AUTHORS' CONCLUSIONS: Naftopidil appears to have similar effects in the urological symptom scores and QoL compared to tamsulosin and silodosin. Naftopidil has similar sexual adverse events compared to tamsulosin but has fewer compared to silodosin.

摘要

背景

良性前列腺增生(BPH)是老年男性的常见病症,可能导致下尿路症状(LUTS)。治疗目标是缓解症状并预防疾病相关并发症。萘哌地尔是一种α受体阻滞剂(AB),对A1d受体具有高亲和力,在治疗这种情况下的LUTS可能具有优势。这是Cochrane系统评价的更新,首次发表于2009年。自那时以来,已有多项大型随机对照试验(RCT)报道,使得本次更新具有相关性。

目的

评估萘哌地尔治疗与BPH相关的LUTS的效果。

检索方法

我们使用多个数据库(Cochrane图书馆、MEDLINE、Embase、Scopus、LILAC和Web of Science)、试验注册库、其他灰色文献来源以及会议论文集进行了全面检索,对截至2018年5月31日的出版物语言或出版状态没有限制。

选择标准

我们纳入了所有平行RCT。
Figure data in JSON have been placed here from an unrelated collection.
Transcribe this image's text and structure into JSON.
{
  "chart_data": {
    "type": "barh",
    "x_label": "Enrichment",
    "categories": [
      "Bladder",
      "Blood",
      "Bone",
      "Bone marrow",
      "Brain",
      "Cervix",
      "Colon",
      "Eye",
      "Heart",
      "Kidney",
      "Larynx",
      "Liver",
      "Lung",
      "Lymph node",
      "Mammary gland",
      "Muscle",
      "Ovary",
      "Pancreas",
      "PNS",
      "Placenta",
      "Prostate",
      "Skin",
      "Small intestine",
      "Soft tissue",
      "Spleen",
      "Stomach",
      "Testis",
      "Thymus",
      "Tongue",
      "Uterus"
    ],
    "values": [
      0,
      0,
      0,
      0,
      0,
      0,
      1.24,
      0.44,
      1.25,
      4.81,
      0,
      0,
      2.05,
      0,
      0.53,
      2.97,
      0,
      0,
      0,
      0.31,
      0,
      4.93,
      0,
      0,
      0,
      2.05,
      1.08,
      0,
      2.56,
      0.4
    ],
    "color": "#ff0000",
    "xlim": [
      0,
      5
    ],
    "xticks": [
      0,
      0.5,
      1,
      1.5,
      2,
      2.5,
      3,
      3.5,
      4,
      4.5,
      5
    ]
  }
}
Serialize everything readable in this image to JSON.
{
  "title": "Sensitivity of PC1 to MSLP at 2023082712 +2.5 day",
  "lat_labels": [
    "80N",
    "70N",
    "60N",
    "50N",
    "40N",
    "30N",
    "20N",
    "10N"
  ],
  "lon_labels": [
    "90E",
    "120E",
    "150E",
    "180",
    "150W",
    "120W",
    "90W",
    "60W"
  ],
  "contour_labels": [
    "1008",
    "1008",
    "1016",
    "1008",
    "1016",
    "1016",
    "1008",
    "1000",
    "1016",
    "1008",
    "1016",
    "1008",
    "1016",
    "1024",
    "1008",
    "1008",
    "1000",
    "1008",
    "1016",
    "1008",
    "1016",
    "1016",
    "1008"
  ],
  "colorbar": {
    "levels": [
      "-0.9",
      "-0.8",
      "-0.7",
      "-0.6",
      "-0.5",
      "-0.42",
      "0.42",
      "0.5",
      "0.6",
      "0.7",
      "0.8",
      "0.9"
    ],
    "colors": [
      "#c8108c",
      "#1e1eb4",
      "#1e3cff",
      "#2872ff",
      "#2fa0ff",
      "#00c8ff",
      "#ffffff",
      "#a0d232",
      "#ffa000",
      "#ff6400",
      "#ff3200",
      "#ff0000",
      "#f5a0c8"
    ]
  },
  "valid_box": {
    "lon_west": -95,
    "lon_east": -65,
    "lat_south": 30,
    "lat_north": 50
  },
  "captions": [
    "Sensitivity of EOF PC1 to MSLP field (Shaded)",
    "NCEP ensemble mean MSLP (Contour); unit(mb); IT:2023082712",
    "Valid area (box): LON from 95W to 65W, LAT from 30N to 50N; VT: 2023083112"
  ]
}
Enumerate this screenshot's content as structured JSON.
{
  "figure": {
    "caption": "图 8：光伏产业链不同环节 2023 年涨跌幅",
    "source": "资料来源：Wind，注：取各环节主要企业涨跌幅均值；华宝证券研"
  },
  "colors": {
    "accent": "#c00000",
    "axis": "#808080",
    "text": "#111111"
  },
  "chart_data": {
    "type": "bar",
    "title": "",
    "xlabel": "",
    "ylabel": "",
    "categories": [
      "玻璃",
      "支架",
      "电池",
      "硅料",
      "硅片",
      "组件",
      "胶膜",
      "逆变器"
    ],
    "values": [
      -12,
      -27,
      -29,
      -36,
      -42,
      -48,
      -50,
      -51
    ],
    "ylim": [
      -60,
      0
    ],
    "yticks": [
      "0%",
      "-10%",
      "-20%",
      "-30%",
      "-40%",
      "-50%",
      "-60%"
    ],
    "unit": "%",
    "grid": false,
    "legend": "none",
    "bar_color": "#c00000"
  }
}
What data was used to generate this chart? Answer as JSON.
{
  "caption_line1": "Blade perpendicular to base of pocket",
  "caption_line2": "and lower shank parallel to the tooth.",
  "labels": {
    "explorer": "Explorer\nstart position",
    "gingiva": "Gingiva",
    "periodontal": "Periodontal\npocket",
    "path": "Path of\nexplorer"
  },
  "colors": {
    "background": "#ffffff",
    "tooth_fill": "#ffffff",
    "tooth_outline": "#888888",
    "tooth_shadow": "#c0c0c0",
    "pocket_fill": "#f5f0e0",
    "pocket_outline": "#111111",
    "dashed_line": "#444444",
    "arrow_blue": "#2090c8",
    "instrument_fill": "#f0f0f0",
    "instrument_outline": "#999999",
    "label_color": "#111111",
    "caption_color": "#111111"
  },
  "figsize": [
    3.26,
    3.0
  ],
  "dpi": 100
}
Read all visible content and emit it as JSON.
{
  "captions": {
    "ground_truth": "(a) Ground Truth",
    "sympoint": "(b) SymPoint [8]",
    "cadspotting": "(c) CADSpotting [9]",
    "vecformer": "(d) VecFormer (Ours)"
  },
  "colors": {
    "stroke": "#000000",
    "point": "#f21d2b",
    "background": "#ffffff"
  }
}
我们还纳入了交叉设计试验。

数据收集与分析

两位综述作者独立对纳入研究的数据进行分类和提取。我们使用随机效应模型进行统计分析,并根据《Cochrane干预措施系统评价手册》进行解释。主要结局是泌尿系统症状评分、生活质量(QoL)以及因任何原因的治疗退出;次要结局是因不良事件、急性尿潴留、BPH手术干预以及心血管和性不良事件导致的治疗退出。我们将随机分组后12个月内测量的结局视为短期,12个月以后的视为长期。我们根据GRADE方法对证据的确定性进行评级。

主要结果

我们纳入了22项RCT,共2223名随机参与者,进行了四项短期随访比较。本摘要仅关注四项比较中的两项,因为我们发现另外两个对照(即丙哌维林和前列康(植物疗法))很少使用。一项比较萘哌地尔与安慰剂的研究未报告任何相关结局,因此被排除。没有试验比较萘哌地尔或任何5α还原酶抑制剂(5-ARIs)联合治疗与其他ABs和任何5-ARIs联合治疗。所有纳入研究均在亚洲国家进行。研究持续时间为4至12周。平均年龄为67.8岁,前列腺体积为35.4 mL,国际前列腺症状评分为18.3。我们无法根据年龄和基线症状评分进行任何预先计划的亚组分析。

萘哌地尔与坦索罗辛比较

基于12项研究共965名随机参与者,萘哌地尔在泌尿系统症状评分(平均差值(MD)0.47,95%置信区间(CI)-0.09至1.04,评分范围为0至35,分数越高症状越严重)、QoL(MD 0.11,95% CI -0.09至0.30;评分范围为0至6,分数越高生活质量越差)以及因任何原因的治疗退出(风险比(RR)0.92,95% CI 0.64至1.34;相当于每1000名参与者减少7例,95% CI减少32例至增加31例)方面可能几乎没有差异。萘哌地尔在性不良事件方面可能几乎没有差异(RR 0.54,95% CI 0.24至1.22);这将导致每1000名参与者减少26例性不良事件(95% CI减少43例至增加13例)。我们将泌尿系统症状评分的证据确定性评为中等,其他结局的证据确定性评为低。

萘哌地尔与西洛多辛比较

基于5项研究共652名随机参与者,萘哌地尔在泌尿系统症状评分(MD 1.04,95% CI -0.78至2.85)、QoL(MD 0.21,95% CI -0.23至0.66)以及因任何原因的治疗退出(RR 0.80,95% CI 0.52至1.23;相当于每1000名参与者减少26例,95% CI减少62例至增加32例)方面可能几乎没有差异。我们将所有这些结局的证据确定性评为低。萘哌地尔可能减少了性不良事件(RR 0.15,95% CI 0.06至0.42;相当于每1000名参与者减少126例性不良事件,95% CI减少139例至减少86例)。我们将性不良事件的证据确定性评为中等。

作者结论

与坦索罗辛和西洛多辛相比,萘哌地尔在泌尿系统症状评分和QoL方面似乎具有相似的效果。与坦索罗辛相比,萘哌地尔的性不良事件相似,但与西洛多辛相比更少。